Le Malin - John Huston (1979)
Le Malin est sorti en 1979 après la période de faible activité que le réalisateur connut suite à l’Homme qui voulut être roi. Wise Blood est une adaptation fidèle de la Sagesse dans le sang, premier roman de l’auteure Flannery O’Connor. Nous suivons Hazel Motes, combattant de la guerre du Viet Nam démobilisé qui retrouve son Tenessee natal. Ou plutôt ce qu’il en reste : des demeures laissés à l’abandon. Il décide de quitter les lieux, qui ont autrefois habité d’autres traumas liés à un grand-père prédicateur abusif. Hazel a décidé de faire ce qu’il n’a « jamais fait avant ». Débarquant en ville, il fait la connaissance d’un pasteur aveugle, en fait un escroc, et de sa fille, Sabbath Lilly, bien décidée à le séduire. Il se fait également tourner autour par Enoch Emory, jeune homme esseulé et naïf qui tente tout pour devenir son ami. Guidé par sa colère et sa haine du christianisme, il s’improvise lui même prédicateur pour une Eglise sans Christ, qui n’a d’autre chose à proposer que de montrer la vérité. le début d’un chemin semé de bien d’autres désillusions.

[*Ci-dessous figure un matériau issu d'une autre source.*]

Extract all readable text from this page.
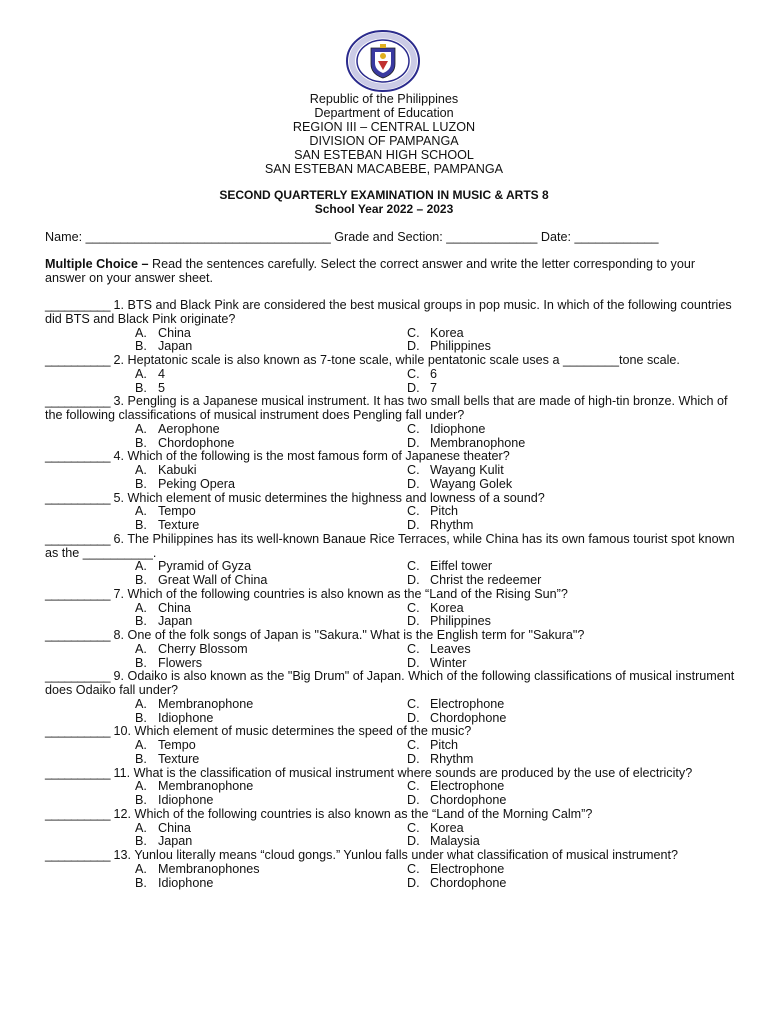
Republic of the Philippines
Department of Education
REGION III – CENTRAL LUZON
DIVISION OF PAMPANGA
SAN ESTEBAN HIGH SCHOOL
SAN ESTEBAN MACABEBE, PAMPANGA
SECOND QUARTERLY EXAMINATION IN MUSIC & ARTS 8
School Year 2022 – 2023
Name: ___________________________________ Grade and Section: _____________ Date: ____________
Multiple Choice – Read the sentences carefully. Select the correct answer and write the letter corresponding to your answer on your answer sheet.
__________ 1. BTS and Black Pink are considered the best musical groups in pop music. In which of the following countries did BTS and Black Pink originate?
A. China	C. Korea
B. Japan	D. Philippines
__________ 2. Heptatonic scale is also known as 7-tone scale, while pentatonic scale uses a ________tone scale.
A. 4	C. 6
B. 5	D. 7
__________ 3. Pengling is a Japanese musical instrument. It has two small bells that are made of high-tin bronze. Which of the following classifications of musical instrument does Pengling fall under?
A. Aerophone	C. Idiophone
B. Chordophone	D. Membranophone
__________ 4. Which of the following is the most famous form of Japanese theater?
A. Kabuki	C. Wayang Kulit
B. Peking Opera	D. Wayang Golek
__________ 5. Which element of music determines the highness and lowness of a sound?
A. Tempo	C. Pitch
B. Texture	D. Rhythm
__________ 6. The Philippines has its well-known Banaue Rice Terraces, while China has its own famous tourist spot known as the __________.
A. Pyramid of Gyza	C. Eiffel tower
B. Great Wall of China	D. Christ the redeemer
__________ 7. Which of the following countries is also known as the “Land of the Rising Sun”?
A. China	C. Korea
B. Japan	D. Philippines
__________ 8. One of the folk songs of Japan is "Sakura." What is the English term for "Sakura"?
A. Cherry Blossom	C. Leaves
B. Flowers	D. Winter
__________ 9. Odaiko is also known as the "Big Drum" of Japan. Which of the following classifications of musical instrument does Odaiko fall under?
A. Membranophone	C. Electrophone
B. Idiophone	D. Chordophone
__________ 10. Which element of music determines the speed of the music?
A. Tempo	C. Pitch
B. Texture	D. Rhythm
__________ 11. What is the classification of musical instrument where sounds are produced by the use of electricity?
A. Membranophone	C. Electrophone
B. Idiophone	D. Chordophone
__________ 12. Which of the following countries is also known as the “Land of the Morning Calm”?
A. China	C. Korea
B. Japan	D. Malaysia
__________ 13. Yunlou literally means “cloud gongs.” Yunlou falls under what classification of musical instrument?
A. Membranophones	C. Electrophone
B. Idiophone	D. Chordophone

C’est un parcours d’auto-destruction que filme John Huston, une quête désespérée de la vérité au cours de laquelle Hazel se heurte constamment au chaos urbain et à l’absence de repère de la fin des 70’s propre à générer tout ce que l’Homme fait de plus vil pour survivre. Face à ces murs, le prédicateur s’enferme et combat ses moulins à vent, se condamnant à une vie de rejet des autres, de colère et de solitude profonde. A force de cotoyer ce monde vide de réponses, il pourrait bien devenir le martyr illuminé qu’il a tant cherché à combattre, l’unique défenseur d’une idée qui n’existe que pour être utilisée pour tromper le chaland. Le réalisateur est coutumier des paumés irrécupérables, mais le traitement fait toujours la différence. Et si le Malin ne ressemble à aucun autre film – son déroulement imprévisible, presque littéraire, laisse une impression unique – il est bien un film de loser hustonien. Le réalisateur ne juge pas, se contente de regarder son personnage se débattre à mesure de ses rencontres, noyé dans ses propres contradictions et dans un déni certain. Il n’en fait pas pour autant un personnage antipathique. Il est difficile d’évoluer aux côtés de cet être froid et dont la colère menace d’exploser à chaque instant. Mais le magnétisme de Brad Dourif est tellement saisissant qu’on ne peut le quitter des yeux, et sa colère est souvent compréhensible. La galerie de losers présentée par Huston, tous à la recherche de quelque chose qu’ils ne pourront pas avoir, est aussi au diapason, haute en couleur et cynique à souhait. Le réalisateur choisit de distiller des éléments de comédie, un peu d’évasion et de décalage via le personnage d’Enoch, mais il s’intègre tellement au pathétique global qu’ils ne donneront pas plus d’échappatoire. Un bien triste constat qui réussit quand même à être emballé avec classe.